OpenNMT workshop Q&A

guillaumekln · March 2, 2018, 1:39pm

Many questions were asked on the sli.do platform. We will try to answer most of them in this post which will be updated progressively.

We’ve seen large corpus used for huge trainings, but for small specific domains what is the volume needed to adaquetly train the engine?

An approach is to train a generic model on the large corpus with an open vocabulary technique (e.g. BPE or SentencePiece) and then adapt this model with additional in-domain data.

See for example: https://arxiv.org/pdf/1612.06141.pdf

Any tips on using the ADAM optimizer? It seems to require a lot more GPU memory compared to SGD. Why does it require more memory?

Adam allocates a momentum for each parameter. The Tensor2Tensor has recently published the Adafactor optimizer that seems to reduce memory usage. It might be added in OpenNMT-{py,tf}.

Transformer model is known to work well in Tensor2Tensor (state-of-the-art results), is any one know why it’s now functioning as expected in OpenNMT? Thanks!

We had some recent success with the OpenNMT-tf implementation that produces results on par with Tensor2Tensor. See these scripts to reproduce.

What are your current research/implementation directions regarding transfer learning and domain adaptation?

Domain adaptation has been successfully used in OpenNMT. See for example: https://arxiv.org/pdf/1612.06141.pdf. Transfer learning has not been studied for now.

Any tips about how to handle corpus with tags or entities?

@jean.senellart Is planning to make a post on this soon. Stay tuned.
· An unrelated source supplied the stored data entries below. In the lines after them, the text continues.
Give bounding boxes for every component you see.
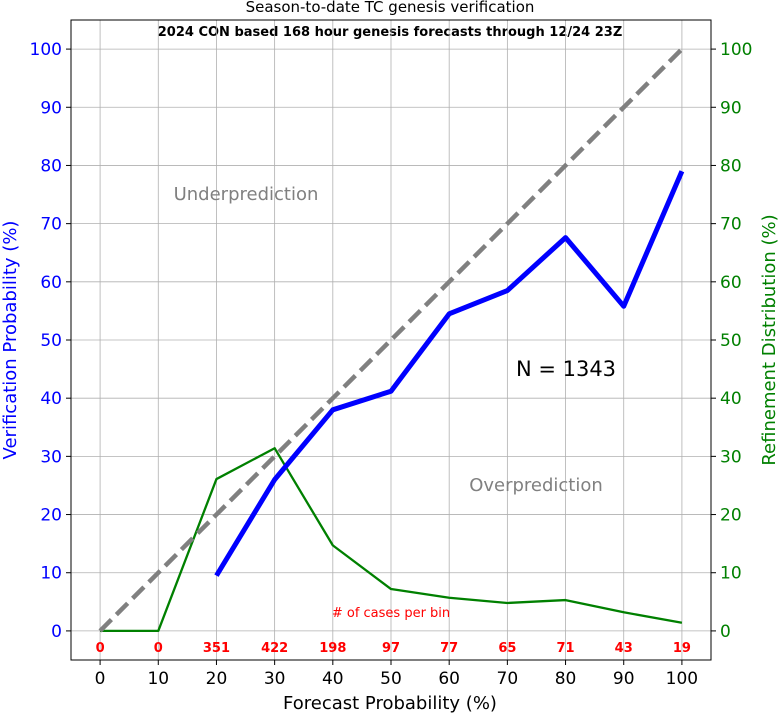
x-tick-label: 60 [438,669,460,689]
counts-layer: 0 0 351 422 198 97 77 65 71 43 19 [96,641,691,656]
y-tick-label-left: 10 [40,564,62,584]
overprediction-label: Overprediction [469,475,603,496]
y-tick-label-left: 80 [40,156,62,176]
underprediction-label: Underprediction [174,184,319,205]
count-label: 351 [203,641,230,656]
y-tick-label-right: 90 [720,98,742,118]
y-tick-label-left: 70 [40,215,62,235]
x-tick-label: 10 [147,669,169,689]
x-tick-label: 0 [95,669,106,689]
grid-lines [71,20,711,660]
y-tick-label-right: 40 [720,389,742,409]
x-tick-label: 20 [206,669,228,689]
count-label: 97 [382,641,400,656]
y-tick-label-right: 60 [720,273,742,293]
count-label: 43 [615,641,633,656]
count-label: 65 [498,641,516,656]
y-tick-label-right: 10 [720,564,742,584]
count-label: 0 [96,641,105,656]
count-label: 19 [673,641,691,656]
y-tick-label-right: 100 [720,40,752,60]
y-tick-label-left: 90 [40,98,62,118]
x-tick-label: 70 [497,669,519,689]
y-tick-label-left: 50 [40,331,62,351]
chart-title: Season-to-date TC genesis verification [246,0,535,16]
y-tick-label-right: 70 [720,215,742,235]
y-tick-label-right: 50 [720,331,742,351]
series-layer [98,47,685,633]
count-label: 422 [261,641,288,656]
y-axis-label-right: Refinement Distribution (%) [759,214,779,465]
y-tick-label-right: 30 [720,447,742,467]
y-tick-label-left: 40 [40,389,62,409]
y-axis-label-left: Verification Probability (%) [0,221,21,460]
y-tick-label-left: 20 [40,506,62,526]
y-tick-label-right: 20 [720,506,742,526]
y-tick-label-left: 60 [40,273,62,293]
chart-subtitle: 2024 CON based 168 hour genesis forecast… [158,25,623,40]
x-tick-label: 30 [264,669,286,689]
axes-layer: 0 10 20 30 40 50 60 70 80 90 100 0 0 10 10 20 20 30 30 40 40… [30,19,752,689]
count-label: 71 [556,641,574,656]
count-label: 198 [319,641,346,656]
y-tick-label-right: 0 [720,622,731,642]
count-label: 77 [440,641,458,656]
y-tick-label-right: 80 [720,156,742,176]
y-tick-label-left: 30 [40,447,62,467]
y-tick-label-left: 0 [51,622,62,642]
x-tick-label: 90 [613,669,635,689]
n-cases-label: N = 1343 [516,357,616,381]
x-tick-label: 80 [555,669,577,689]
x-tick-label: 100 [666,669,698,689]
x-tick-label: 40 [322,669,344,689]
counts-label: # of cases per bin [332,606,450,621]
y-tick-label-left: 100 [30,40,62,60]
x-tick-label: 50 [380,669,402,689]
x-axis-label: Forecast Probability (%) [283,693,497,713]
count-label: 0 [154,641,163,656]
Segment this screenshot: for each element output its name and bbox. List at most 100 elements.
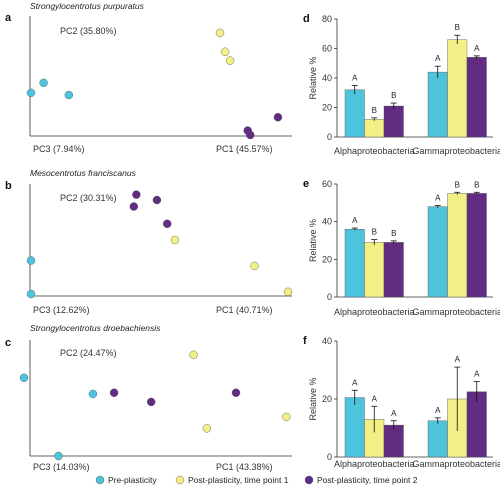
panel-letter-a: a (5, 12, 12, 24)
scatter-point-c-s2 (146, 397, 156, 407)
y-tick-label-d: 20 (322, 103, 332, 113)
scatter-point-b-s1 (250, 261, 259, 271)
pc1-label-b: PC1 (40.71%) (216, 305, 273, 315)
significance-letter-d: A (435, 54, 441, 63)
scatter-point-a-s0 (39, 78, 48, 88)
bar-d-g0-s1 (364, 119, 385, 138)
species-title-c: Strongylocentrotus droebachiensis (30, 323, 161, 333)
pc3-label-b: PC3 (12.62%) (33, 305, 90, 315)
bar-e-g0-s1 (364, 242, 385, 298)
y-axis-label-f: Relative % (308, 377, 318, 420)
scatter-point-c-s0 (19, 373, 29, 382)
significance-letter-e: B (372, 228, 377, 237)
scatter-point-a-s0 (64, 90, 74, 100)
pc2-label-a: PC2 (35.80%) (60, 26, 117, 36)
scatter-point-c-s0 (88, 389, 98, 399)
pc3-label-a: PC3 (7.94%) (33, 144, 85, 154)
category-label-e: Gammaproteobacteria (412, 307, 500, 317)
bar-e-g1-s0 (427, 206, 448, 298)
bar-d-g0-s2 (383, 105, 404, 138)
significance-letter-e: B (391, 229, 396, 238)
significance-letter-e: A (435, 193, 441, 202)
bar-d-g1-s2 (466, 57, 487, 138)
legend-swatch-1 (175, 475, 185, 485)
significance-letter-f: A (372, 394, 378, 403)
category-label-f: Gammaproteobacteria (412, 459, 500, 469)
legend-label-1: Post-plasticity, time point 1 (188, 475, 289, 485)
pc3-label-c: PC3 (14.03%) (33, 462, 90, 472)
y-axis-label-d: Relative % (308, 56, 318, 99)
scatter-point-c-s1 (282, 412, 291, 422)
panel-letter-e: e (303, 178, 309, 190)
bar-f-g0-s0 (344, 397, 365, 458)
significance-letter-d: A (352, 73, 358, 82)
scatter-point-a-s2 (246, 130, 255, 140)
legend-swatch-0 (95, 475, 105, 485)
bar-d-g0-s0 (344, 89, 365, 138)
scatter-point-b-s0 (26, 256, 36, 265)
category-label-d: Alphaproteobacteria (334, 146, 415, 156)
species-title-b: Mesocentrotus franciscanus (30, 168, 137, 178)
scatter-point-c-s0 (54, 451, 63, 461)
category-label-e: Alphaproteobacteria (334, 307, 415, 317)
legend-swatch-2 (304, 475, 314, 485)
panel-letter-c: c (5, 337, 11, 349)
y-tick-label-d: 80 (322, 14, 332, 24)
significance-letter-f: A (474, 370, 480, 379)
scatter-point-c-s2 (231, 388, 241, 397)
significance-letter-e: B (474, 180, 479, 189)
significance-letter-f: A (391, 409, 397, 418)
scatter-point-b-s0 (26, 289, 36, 299)
legend-label-2: Post-plasticity, time point 2 (317, 475, 418, 485)
y-tick-label-d: 40 (322, 73, 332, 83)
bar-d-g1-s1 (447, 39, 468, 138)
y-tick-label-d: 0 (327, 132, 332, 142)
significance-letter-f: A (352, 378, 358, 387)
scatter-point-b-s1 (283, 287, 293, 297)
species-title-a: Strongylocentrotus purpuratus (30, 1, 145, 11)
scatter-point-a-s0 (26, 88, 36, 98)
scatter-point-c-s2 (109, 388, 119, 397)
significance-letter-e: A (352, 216, 358, 225)
panel-letter-d: d (303, 13, 310, 25)
panel-letter-f: f (303, 335, 307, 347)
category-label-f: Alphaproteobacteria (334, 459, 415, 469)
scatter-point-a-s1 (215, 28, 225, 38)
bar-e-g0-s2 (383, 242, 404, 298)
category-label-d: Gammaproteobacteria (412, 146, 500, 156)
panel-letter-b: b (5, 180, 12, 192)
significance-letter-d: B (455, 23, 460, 32)
scatter-point-b-s2 (132, 190, 141, 199)
significance-letter-d: A (474, 44, 480, 53)
scatter-point-c-s1 (202, 424, 212, 433)
pc1-label-a: PC1 (45.57%) (216, 144, 273, 154)
legend-label-0: Pre-plasticity (108, 475, 157, 485)
scatter-point-b-s1 (170, 235, 180, 245)
pc2-label-b: PC2 (30.31%) (60, 193, 117, 203)
y-tick-label-e: 0 (327, 292, 332, 302)
pc2-label-c: PC2 (24.47%) (60, 348, 117, 358)
y-tick-label-f: 20 (322, 394, 332, 404)
bar-e-g1-s1 (447, 193, 468, 298)
y-axis-label-e: Relative % (308, 219, 318, 262)
y-tick-label-d: 60 (322, 44, 332, 54)
significance-letter-f: A (455, 355, 461, 364)
scatter-point-b-s2 (163, 219, 172, 229)
scatter-point-b-s2 (152, 195, 162, 205)
pc1-label-c: PC1 (43.38%) (216, 462, 273, 472)
y-tick-label-e: 60 (322, 179, 332, 189)
significance-letter-d: B (391, 91, 396, 100)
significance-letter-f: A (435, 406, 441, 415)
y-tick-label-f: 0 (327, 452, 332, 462)
scatter-point-a-s2 (273, 113, 283, 122)
bar-e-g0-s0 (344, 228, 365, 298)
y-tick-label-e: 20 (322, 254, 332, 264)
y-tick-label-e: 40 (322, 217, 332, 227)
significance-letter-d: B (372, 106, 377, 115)
scatter-point-c-s1 (189, 350, 198, 359)
scatter-point-a-s1 (225, 56, 235, 65)
bar-f-g0-s2 (383, 424, 404, 458)
significance-letter-e: B (455, 180, 460, 189)
bar-e-g1-s2 (466, 193, 487, 298)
Are there plans to further develop one version of Onmt over the others in the near future? at the moment the lua version seems the furthest developed.

We don’t plan to develop one version more than the others. But it could evolved based on user feedback and contribution and the evolution of the frameworks themselves.

Are there any statistics about the impact on post-editing productivity ?

There are some papers published on this subject, see http://www.aclweb.org/anthology/W14-0307.

Is the perplexity score a way to show the confidence of the nmt engine ? or just a performance score such as bleu, ter, etc?

It can be used as a confidence value but its value can’t be compared with other NMT engine.

Have you explored the use of dynamic batching like in Dynet or PyTorch/Tensorflow-Fold ?

No.

Do you allow arbitrary checks on translation hypotheses during beam search (e.g. to remove hypotheses that violate morphosyntactic agreement) ?

In the Torch version, there is a filter function that can be used to implement any kind of filtering. However, it is working at the word ID level.

Character-level NMT showed interesting results. Is OpenNMT planning on supporting it?

You could just insert a space between each character to reproduce character-level NMT. The TensorFlow has a special tokenizer to do that for you. See Character seq2seq - any example / tutorial?.